The Prince had earlier introduced Coldplay to the stage; jokingly apologising for the fact a statue of Queen Victoria on the Palace's lawn had her back turned to the stage. He remarked that she was, "surely the only person who has ever had their back to Coldplay"; while adding, "I'm sure she would have been a massive Coldplay fan".

The concert follows an earlier announcement that the Prince will be intensifying his efforts with the charitable organisation through a new series of engagement and meetings; in July, he will travel as Sentebale Patron to Durban in South Africa for the 2016 International Aids Conference, in order to meet experts in the field and deliver a speech to delegates.

Though progress has been made in reducing the number of new HIV infections globally; a lack of education and cultural stigma still leads HIV to be the number one cause of death in individuals aged 10-19.

"Lesotho faces profound challenges – and its children, one in three of whom are orphaned, suffer deeply as a result," Prince Seeiso stated. "Since my own childhood, our small nation has been ravaged by the HIV/Aids pandemic.
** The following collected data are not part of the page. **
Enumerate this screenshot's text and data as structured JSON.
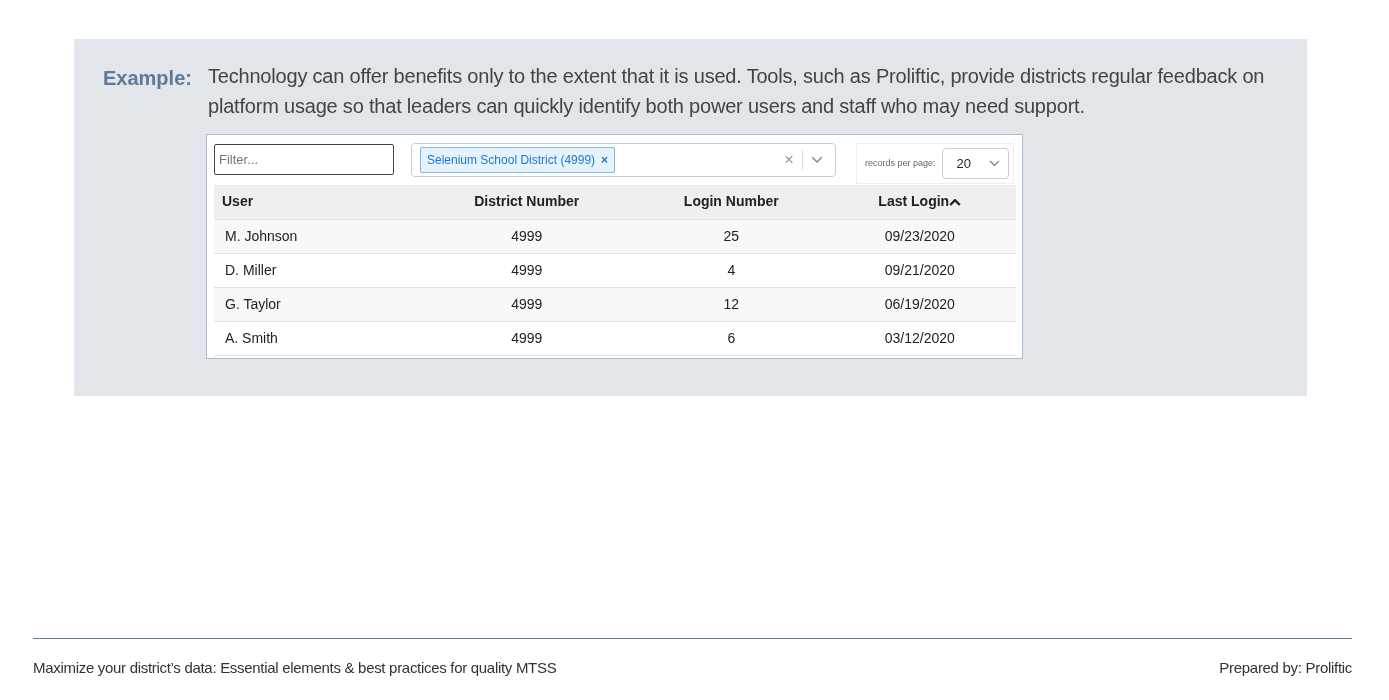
{
  "example": {
    "label": "Example:",
    "text": "Technology can offer benefits only to the extent that it is used. Tools, such as Proliftic, provide districts regular feedback on platform usage so that leaders can quickly identify both power users and staff who may need support."
  },
  "app": {
    "filter": {
      "placeholder": "Filter..."
    },
    "district_select": {
      "tags": [
        {
          "label": "Selenium School District (4999)",
          "remove": "×"
        }
      ],
      "clear": "×"
    },
    "page_size": {
      "label": "records per page:",
      "value": "20"
    },
    "table": {
      "columns": [
        {
          "label": "User",
          "sorted": false
        },
        {
          "label": "District Number",
          "sorted": false
        },
        {
          "label": "Login Number",
          "sorted": false
        },
        {
          "label": "Last Login",
          "sorted": true
        }
      ],
      "rows": [
        [
          "M. Johnson",
          "4999",
          "25",
          "09/23/2020"
        ],
        [
          "D. Miller",
          "4999",
          "4",
          "09/21/2020"
        ],
        [
          "G. Taylor",
          "4999",
          "12",
          "06/19/2020"
        ],
        [
          "A. Smith",
          "4999",
          "6",
          "03/12/2020"
        ]
      ]
    }
  },
  "footer": {
    "left": "Maximize your district’s data: Essential elements & best practices for quality MTSS",
    "right": "Prepared by: Proliftic"
  }
}
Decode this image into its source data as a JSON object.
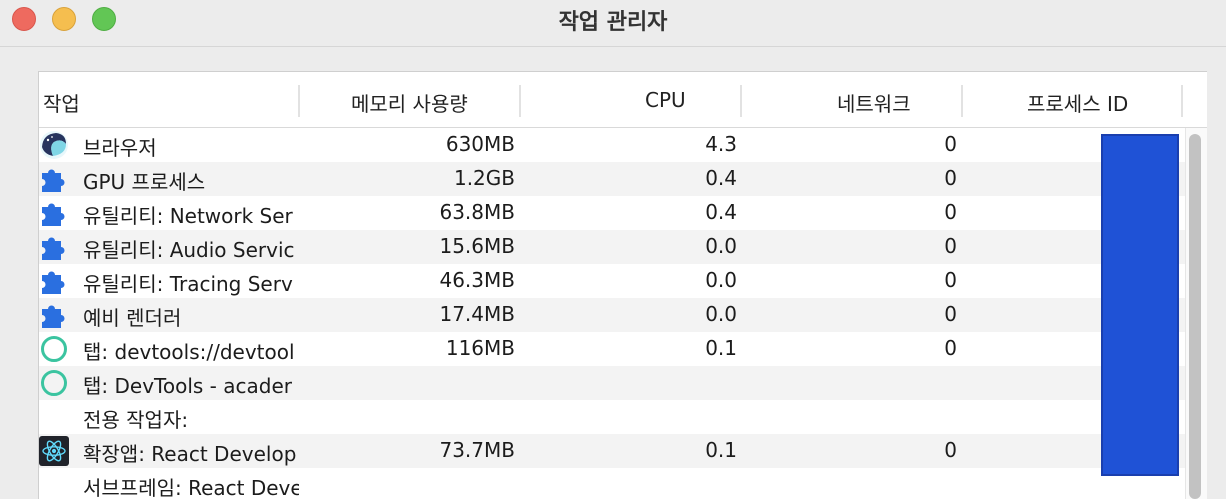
{
  "window": {
    "title": "작업 관리자"
  },
  "columns": [
    {
      "label": "작업"
    },
    {
      "label": "메모리 사용량"
    },
    {
      "label": "CPU"
    },
    {
      "label": "네트워크"
    },
    {
      "label": "프로세스 ID"
    }
  ],
  "rows": [
    {
      "name": "브라우저",
      "memory": "630MB",
      "cpu": "4.3",
      "network": "0",
      "icon": "whale-browser-icon"
    },
    {
      "name": "GPU 프로세스",
      "memory": "1.2GB",
      "cpu": "0.4",
      "network": "0",
      "icon": "puzzle-icon"
    },
    {
      "name": "유틸리티: Network Ser",
      "memory": "63.8MB",
      "cpu": "0.4",
      "network": "0",
      "icon": "puzzle-icon"
    },
    {
      "name": "유틸리티: Audio Servic",
      "memory": "15.6MB",
      "cpu": "0.0",
      "network": "0",
      "icon": "puzzle-icon"
    },
    {
      "name": "유틸리티: Tracing Serv",
      "memory": "46.3MB",
      "cpu": "0.0",
      "network": "0",
      "icon": "puzzle-icon"
    },
    {
      "name": "예비 렌더러",
      "memory": "17.4MB",
      "cpu": "0.0",
      "network": "0",
      "icon": "puzzle-icon"
    },
    {
      "name": "탭: devtools://devtool",
      "memory": "116MB",
      "cpu": "0.1",
      "network": "0",
      "icon": "tab-circle-icon"
    },
    {
      "name": "탭: DevTools - acader",
      "memory": "",
      "cpu": "",
      "network": "",
      "icon": "tab-circle-icon"
    },
    {
      "name": "전용 작업자:",
      "memory": "",
      "cpu": "",
      "network": "",
      "icon": ""
    },
    {
      "name": "확장앱: React Develop",
      "memory": "73.7MB",
      "cpu": "0.1",
      "network": "0",
      "icon": "react-icon"
    },
    {
      "name": "서브프레임: React Deve",
      "memory": "",
      "cpu": "",
      "network": "",
      "icon": ""
    }
  ],
  "colors": {
    "selection_block": "#1f52d6",
    "alt_row": "#f3f3f3",
    "puzzle": "#2a6fe0",
    "tab_circle": "#3bc4a0"
  }
}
Now 21,000 young people between the ages of 10 and 19 are living with HIV. Only 30 percent of those have access to any treatment."

Sentebale offers psychological supports to adolescents living with HIV in Lesotho, alongside providing care and education to orphans, children living with disabilities, and young shepherds known as "herd boys".

"The world has committed to ending the AIDS epidemic by 2030, but ignorance and misunderstanding continues to undermine those efforts," stated chief executive of Sentebale, Cathy Ferrier. "Together we have an opportunity to end an epidemic that has defined public health for a generation but it won’t go away unless we act now."

The concert was the very first to be held on Kensington Palace's famous East Lawn.